Since finance and Accounting has a relatively unusual trend, at least in comparison to the rest of the chart, let’s pull it out and look at it in more detail. This chart shows all three measures, MR, U and the index for all 5 years:
usability_AandFChart
In this view you can see that MR is relatively higher than U for 2012 and 2013, but is overtaken in 2014 then stays fairly close in the subsequent decline. At this point I could drill into the specific products in the category to understand if the trend is widespread or is being driven by a few large products (since I know that there are a few giants in there, that could easily be the case). Anyway, I wasn’t doing this post to specifically solve the usability issues with Finance and Accounting software (although that would get some attention I bet), but to show how the data could identify trends and help drill into the causes.
 
Here’s a different view, that speaks to usability in the aggregate, the averages of the scores for each category and a grand total, that is the average of all.
 usability_grandTotal
 
There are a few other facts that would be useful in an analysis, including:
  • The sample grows from small to very large over the course of the 5 years
  • The sample is different to a large extent every year (some reviews are repeat users of course, but that’s a small part of the sample overall)

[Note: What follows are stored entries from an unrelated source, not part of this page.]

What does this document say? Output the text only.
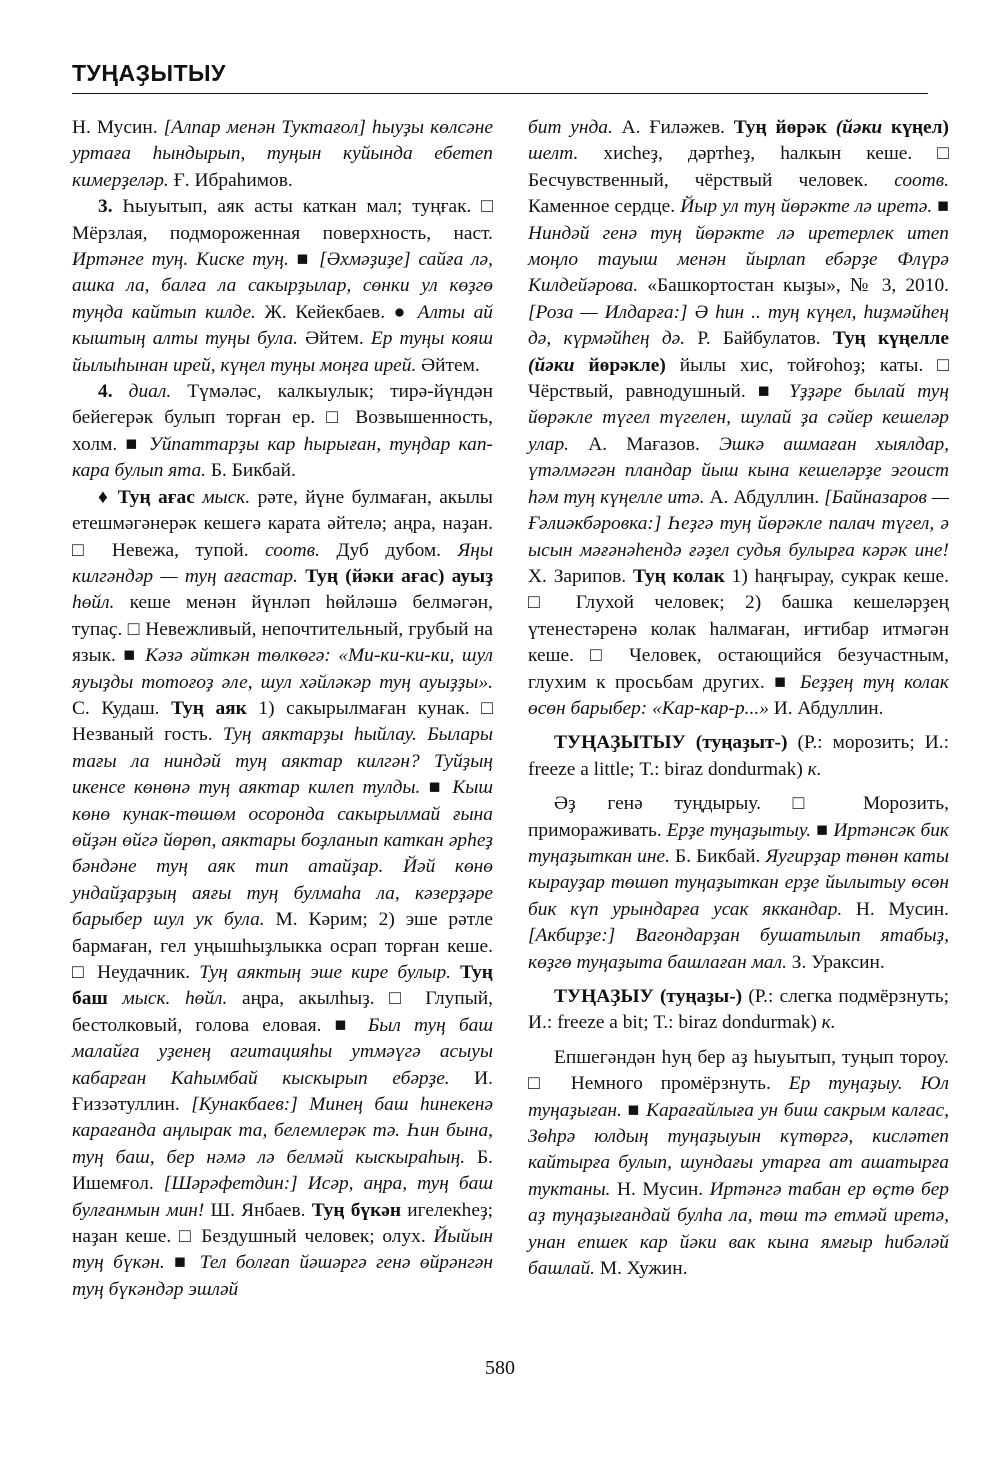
ТУҢАҘЫТЫУ

Н. Мусин. [Алпар менән Туктағол] һыуҙы көлсәне уртаға һындырып, туңын куйында ебетеп кимерҙеләр. Ғ. Ибраһимов.

3. Һыуытып, аяк асты каткан мал; туңғак. □ Мёрзлая, подмороженная поверхность, наст. Иртәнге туң. Киске туң. ■ [Әхмәҙиҙе] сайға лә, ашка ла, балға ла сакырҙылар, сөнки ул көҙгө туңда кайтып килде. Ж. Кейекбаев. ● Алты ай кыштың алты туңы була. Әйтем. Ер туңы кояш йылыһынан ирей, күңел туңы моңға ирей. Әйтем.

4. диал. Түмәләс, калкыулык; тирә-йүндән бейегерәк булып торған ер. □ Возвышенность, холм. ■ Уйпаттарҙы кар һырыған, туңдар кап-кара булып ята. Б. Бикбай.

♦ Туң ағас мыск. рәте, йүне булмаған, акылы етешмәгәнерәк кешегә карата әйтелә; аңра, наҙан. □ Невежа, тупой. соотв. Дуб дубом. Яңы килгәндәр — туң ағастар. Туң (йәки ағас) ауыҙ һөйл. кеше менән йүнләп һөйләшә белмәгән, тупаҫ. □ Невежливый, непочтительный, грубый на язык. ■ Кәзә әйткән төлкөгә: «Ми-ки-ки-ки, шул яуыҙды тотоғоҙ әле, шул хәйләкәр туң ауыҙҙы». С. Кудаш. Туң аяк 1) сакырылмаған кунак. □ Незваный гость. Туң аяктарҙы һыйлау. Былары тағы ла ниндәй туң аяктар килгән? Туйҙың икенсе көнөнә туң аяктар килеп тулды. ■ Кыш көнө кунак-төшөм осоронда сакырылмай ғына өйҙән өйгә йөрөп, аяктары боҙланып каткан әрһеҙ бәндәне туң аяк тип атайҙар. Йәй көнө ундайҙарҙың аяғы туң булмаһа ла, кәзерҙәре барыбер шул ук була. М. Кәрим; 2) эше рәтле бармаған, гел уңышһыҙлыкка осрап торған кеше. □ Неудачник. Туң аяктың эше кире булыр. Туң баш мыск. һөйл. аңра, акылһыҙ. □ Глупый, бестолковый, голова еловая. ■ Был туң баш малайға уҙенең агитацияһы утмәүгә асыуы кабарған Каһымбай кыскырып ебәрҙе. И. Ғиззәтуллин. [Кунакбаев:] Минең баш һинекенә карағанда аңлырак та, белемлерәк тә. Һин бына, туң баш, бер нәмә лә белмәй кыскыраһың. Б. Ишемғол. [Шәрәфетдин:] Исәр, аңра, туң баш булғанмын мин! Ш. Янбаев. Туң бүкән игелекһеҙ; наҙан кеше. □ Бездушный человек; олух. Йыйын туң бүкән. ■ Тел болғап йәшәргә генә өйрәнгән туң бүкәндәр эшләй

бит унда. А. Ғиләжев. Туң йөрәк (йәки күңел) шелт. хисһеҙ, дәртһеҙ, һалкын кеше. □ Бесчувственный, чёрствый человек. соотв. Каменное сердце. Йыр ул туң йөрәкте лә иретә. ■ Ниндәй генә туң йөрәкте лә иретерлек итеп моңло тауыш менән йырлап ебәрҙе Флүрә Килдейәрова. «Башкортостан кыҙы», № 3, 2010. [Роза — Илдарға:] Ә һин .. туң күңел, һиҙмәйһең дә, күрмәйһең дә. Р. Байбулатов. Туң күңелле (йәки йөрәкле) йылы хис, тойғоһоҙ; каты. □ Чёрствый, равнодушный. ■ Үҙҙәре былай туң йөрәкле түгел түгелен, шулай ҙа сәйер кешеләр улар. А. Мағазов. Эшкә ашмаған хыялдар, үтәлмәгән пландар йыш кына кешеләрҙе эгоист һәм туң күңелле итә. А. Абдуллин. [Байназаров — Ғәлиәкбәровка:] Һеҙгә туң йөрәкле палач түгел, ә ысын мәғәнәһендә ғәҙел судья булырға кәрәк ине! Х. Зарипов. Туң колак 1) һаңғырау, сукрак кеше. □ Глухой человек; 2) башка кешеләрҙең үтенестәренә колак һалмаған, иғтибар итмәгән кеше. □ Человек, остающийся безучастным, глухим к просьбам других. ■ Беҙҙең туң колак өсөн барыбер: «Кар-кар-р...» И. Абдуллин.

ТУҢАҘЫТЫУ (туңаҙыт-) (Р.: морозить; И.: freeze a little; Т.: biraz dondurmak) к.

Әҙ генә туңдырыу. □ Морозить, примораживать. Ерҙе туңаҙытыу. ■ Иртәнсәк бик туңаҙыткан ине. Б. Бикбай. Яугирҙар төнөн каты кырауҙар төшөп туңаҙыткан ерҙе йылытыу өсөн бик күп урындарға усак яккандар. Н. Мусин. [Акбирҙе:] Вагондарҙан бушатылып ятабыҙ, көҙгө туңаҙыта башлаған мал. З. Ураксин.

ТУҢАҘЫУ (туңаҙы-) (Р.: слегка подмёрзнуть; И.: freeze a bit; Т.: biraz dondurmak) к.

Епшегәндән һуң бер аҙ һыуытып, туңып тороу. □ Немного промёрзнуть. Ер туңаҙыу. Юл туңаҙыған. ■ Карағайлыға ун биш сакрым калғас, Зөһрә юлдың туңаҙыуын күтөргә, кисләтеп кайтырға булып, шундағы утарға ат ашатырға туктаны. Н. Мусин. Иртәнгә табан ер өҫтө бер аҙ туңаҙығандай булһа ла, төш тә етмәй иретә, унан епшек кар йәки вак кына ямғыр һибәләй башлай. М. Хужин.

580
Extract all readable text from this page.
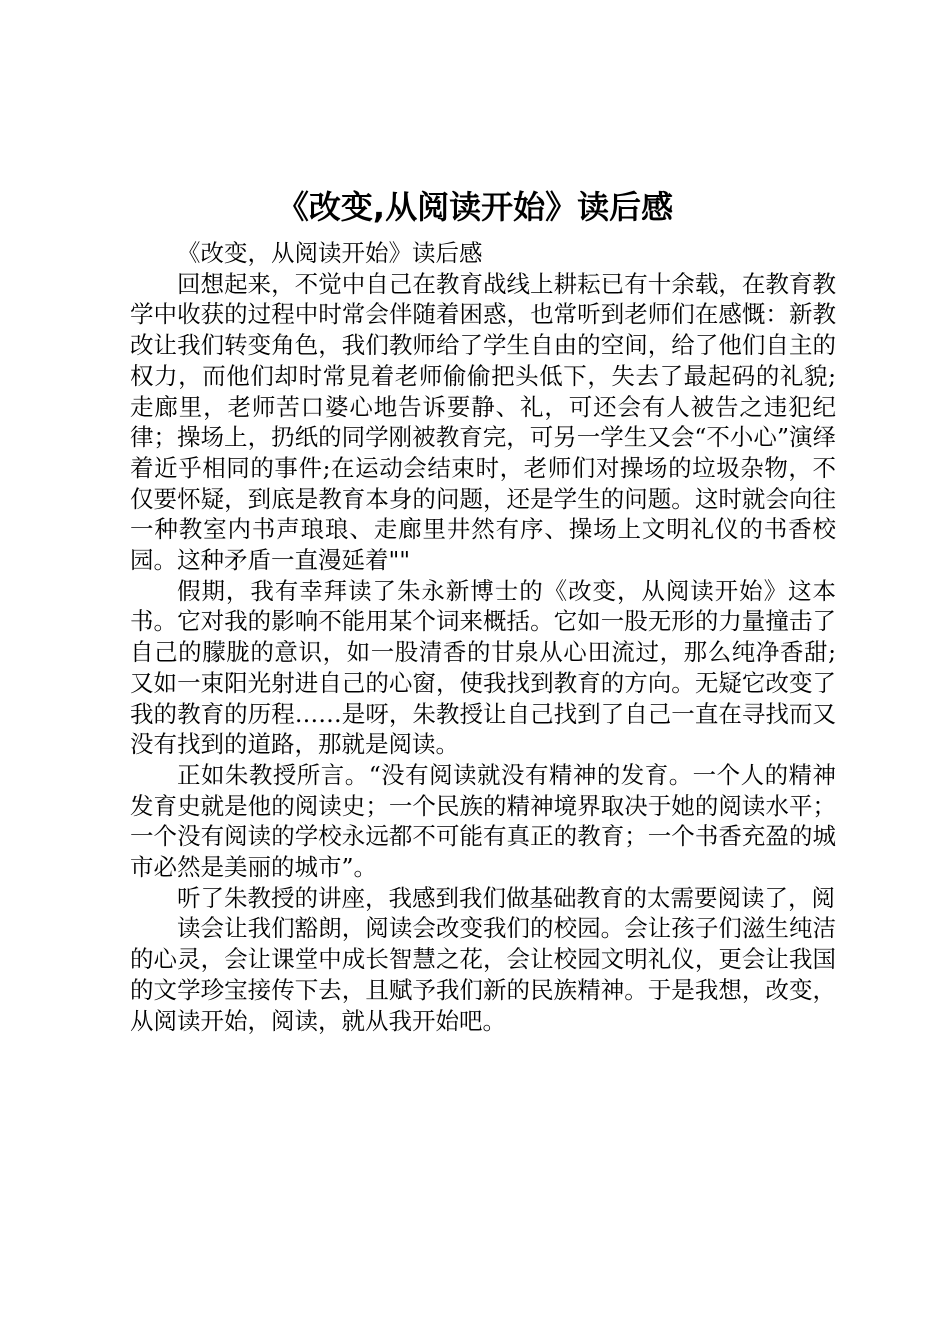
《改变,从阅读开始》读后感

《改变，从阅读开始》读后感

回想起来，不觉中自己在教育战线上耕耘已有十余载，在教育教学中收获的过程中时常会伴随着困惑，也常听到老师们在感慨：新教改让我们转变角色，我们教师给了学生自由的空间，给了他们自主的权力，而他们却时常見着老师偷偷把头低下，失去了最起码的礼貌;走廊里，老师苦口婆心地告诉要静、礼，可还会有人被告之违犯纪律；操场上，扔纸的同学刚被教育完，可另一学生又会“不小心”演绎着近乎相同的事件;在运动会结束时，老师们对操场的垃圾杂物，不仅要怀疑，到底是教育本身的问题，还是学生的问题。这时就会向往一种教室内书声琅琅、走廊里井然有序、操场上文明礼仪的书香校园。这种矛盾一直漫延着""

假期，我有幸拜读了朱永新博士的《改变，从阅读开始》这本书。它对我的影响不能用某个词来概括。它如一股无形的力量撞击了自己的朦胧的意识，如一股清香的甘泉从心田流过，那么纯净香甜;又如一束阳光射进自己的心窗，使我找到教育的方向。无疑它改变了我的教育的历程……是呀，朱教授让自己找到了自己一直在寻找而又没有找到的道路，那就是阅读。

正如朱教授所言。“没有阅读就没有精神的发育。一个人的精神发育史就是他的阅读史；一个民族的精神境界取决于她的阅读水平；一个没有阅读的学校永远都不可能有真正的教育；一个书香充盈的城市必然是美丽的城市”。

听了朱教授的讲座，我感到我们做基础教育的太需要阅读了，阅

读会让我们豁朗，阅读会改变我们的校园。会让孩子们滋生纯洁的心灵，会让课堂中成长智慧之花，会让校园文明礼仪，更会让我国的文学珍宝接传下去，且赋予我们新的民族精神。于是我想，改变，从阅读开始，阅读，就从我开始吧。
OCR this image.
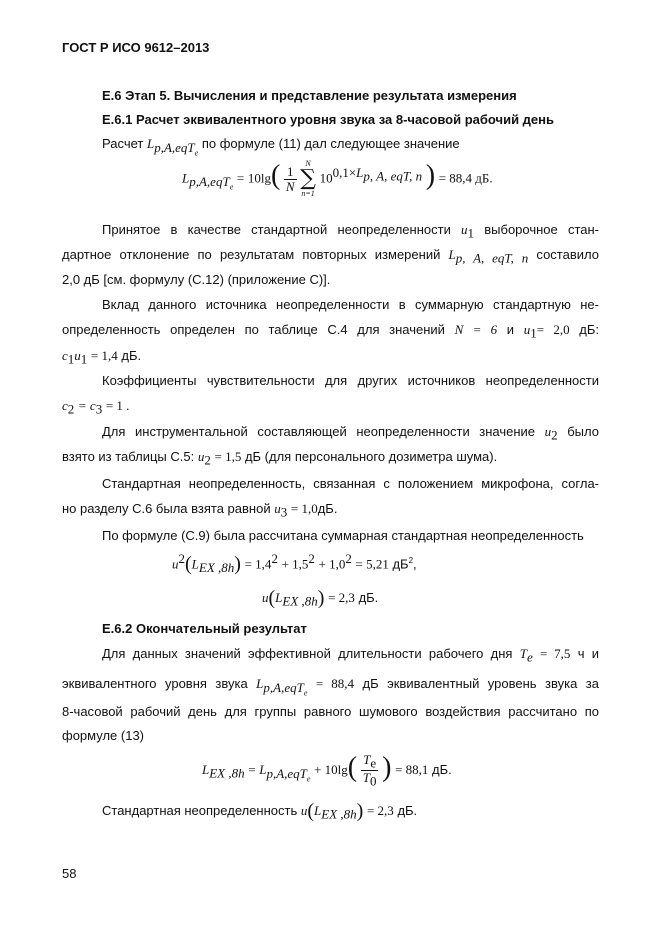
ГОСТ Р ИСО 9612–2013
E.6 Этап 5. Вычисления и представление результата измерения
E.6.1 Расчет эквивалентного уровня звука за 8-часовой рабочий день
Расчет $L_{p,A,eqT_e}$ по формуле (11) дал следующее значение
$L_{p,A,eqT_e} = 10\lg( \frac{1}{N}$

N
∑
n=1
$10^{0,1\times L_{p, A, eqT, n}}$ ) = 88,4 дБ.
Принятое в качестве стандартной неопределенности $u_1$ выборочное стан-
дартное отклонение по результатам повторных измерений $L_{p, A, eqT, n}$ составило
2,0 дБ [см. формулу (C.12) (приложение C)].
Вклад данного источника неопределенности в суммарную стандартную не-
определенность определен по таблице C.4 для значений N = 6 и $u_1= 2,0$ дБ:
$c_1u_1 = 1,4$ дБ.
Коэффициенты чувствительности для других источников неопределенности
$c_2 = c_3 = 1$ .
Для инструментальной составляющей неопределенности значение $u_2$ было
взято из таблицы C.5: $u_2 = 1,5$ дБ (для персонального дозиметра шума).
Стандартная неопределенность, связанная с положением микрофона, согла-
но разделу C.6 была взята равной $u_3 = 1,0дБ$.
По формуле (C.9) была рассчитана суммарная стандартная неопределенность
$u^2(L_{EX ,8h}) = 1,4^2 + 1,5^2 + 1,0^2 = 5,21$ $дБ^2$,
$u(L_{EX ,8h}) = 2,3$ дБ.
E.6.2 Окончательный результат
Для данных значений эффективной длительности рабочего дня $T_e = 7,5$ ч и
эквивалентного уровня звука $L_{p,A,eqT_e} = 88,4$ дБ эквивалентный уровень звука за
8-часовой рабочий день для группы равного шумового воздействия рассчитано по
формуле (13)
$L_{EX ,8h} = L_{p,A,eqT_e} + 10\lg( \frac{T_e}{T_0}$ ) = 88,1 дБ.
Стандартная неопределенность $u(L_{EX ,8h}) = 2,3$ дБ.
58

  • The questions are consistent across the 5 years
  • The underlying products are not fixed, there could be new products in the later years and/or some older products from the early years might have been replaced or even went out of business
  • Because the data range for all the satisfaction questions tends towards the upper end and the sample size is large, the variation is mostly between 5 – 7. Just because the variation is small though, it doesn’t negate the ability to infer trends from that variation.
  • In one sense this trend for the data to fall in the upper 30% is counter intuitive. It’s almost tribal knowledge that disgruntled customers are more likely to write reviews than happy customers (or just neutral customers for that matter). In B2B this doesn’t seem to be the case. I suspect that it is partly like that because many reviews are captured because of outreach by G2 and by the vendors. I should also note though, that I’m not saying only happy customers are a part of that outreach. In fact that’s not really possible considering the sheer number of respondents and the fact that by far the lion’s share of the reviews come from our outreach and our organic traffic, not the vendors.

Overall the trends by category are the most relevant, since it compares similar products in a similar circumstance. We could segment this by company size, industry, geography, role, cloud / non-cloud and of course by product / company. I’ll pull out a few more data sets like this in the near future, and maybe drill into a category all the way to the products and with some more detail segmentation.